BUANAINDONESIA.CO.ID, PALEMBANGGerakan Pemuda Mahasiswa Sumatera Selatan (GAASS) mendesak Kapolda Sumsel untuk mengusut tuntas dan membongkar aktor intelektual di balik dugaan Operasi Tangkap Tangan (OTT) yang menyeret 28 kepala sekolah asal Kabupaten Banyuasin. Operasi yang digelar Subdit Tipidkor Ditreskrimsus Polda Sumsel tersebut berlangsung di salah satu hotel di Kota Palembang pada Kamis (17/9/2026).

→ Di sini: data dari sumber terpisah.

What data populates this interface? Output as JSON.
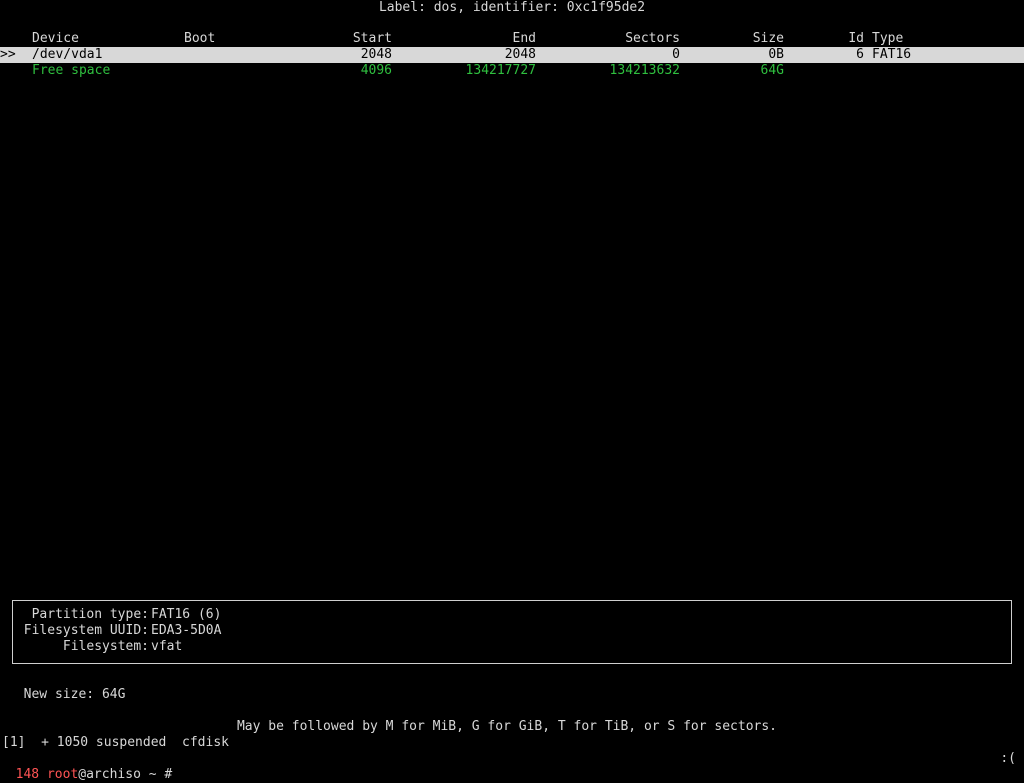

​Ketua GAASS Banyuasin, Wahyu, menegaskan bahwa penanganan kasus penyelewengan di sektor pendidikan ini tidak boleh hanya berhenti pada dua oknum ASN atau para peserta yang hadir di lokasi kejadian. Penyidik diminta untuk menelusuri aliran dana, pihak yang menginisiasi, mengkoordinasikan, hingga pejabat yang menikmati hasil dari praktik ilegal tersebut.

Advertisement

​”Publik berhak mengetahui duduk perkara secara terang. Jangan sampai proses hukum hanya berhenti pada pihak yang berada di lokasi, sementara apabila ada pihak lain yang diduga mengendalikan atau mengambil keuntungan justru tidak tersentuh. Kami mendesak Kapolda Sumsel mengungkapnya secara terang berdasarkan bukti,” tegas Wahyu di Palembang, Jumat (18/9/2026).

​Senada disampaikan, Sepriadi Pratama. Ia menambahkan bahwa secara logika, tidak mungkin para kepala sekolah merasa tertekan atau takut kepada oknum Pegawai Pemerintah dengan Perjanjian Kerja (PPPK) penuh waktu jika tidak ada sosok pejabat berwenang yang membekingi atau memberi perintah di belakangnya.

​”Rasanya tidak mungkin seorang kepala sekolah takut dengan oknum PPPK, kecuali ada oknum pejabat di belakangnya yang menyuruh dan memback-up gerakan tersebut,” cetus Sepriadi.

​Dalam penyataan sikapnya, GAASS melayangkan delapan poin desakan, di antaranya meminta penyidik menelusuri sumber dan aliran dana, memeriksa seluruh pihak terkait—termasuk mendesak pemeriksaan terhadap Plt Kepala Dinas Pendidikan Kabupaten Banyuasin—serta mengusut kemungkinan adanya pola praktik pemerasan atau pungli yang terorganisir di lingkungan pendidikan Banyuasin.

​GAASS menegaskan akan terus mengawal penanganan perkara ini agar berjalan secara profesional, transparan, objektif, dan menjunjung tinggi asas presumption of innocence (praduga tak bersalah) hingga seluruh aktor yang terlibat ditindak tanpa pandang bulu.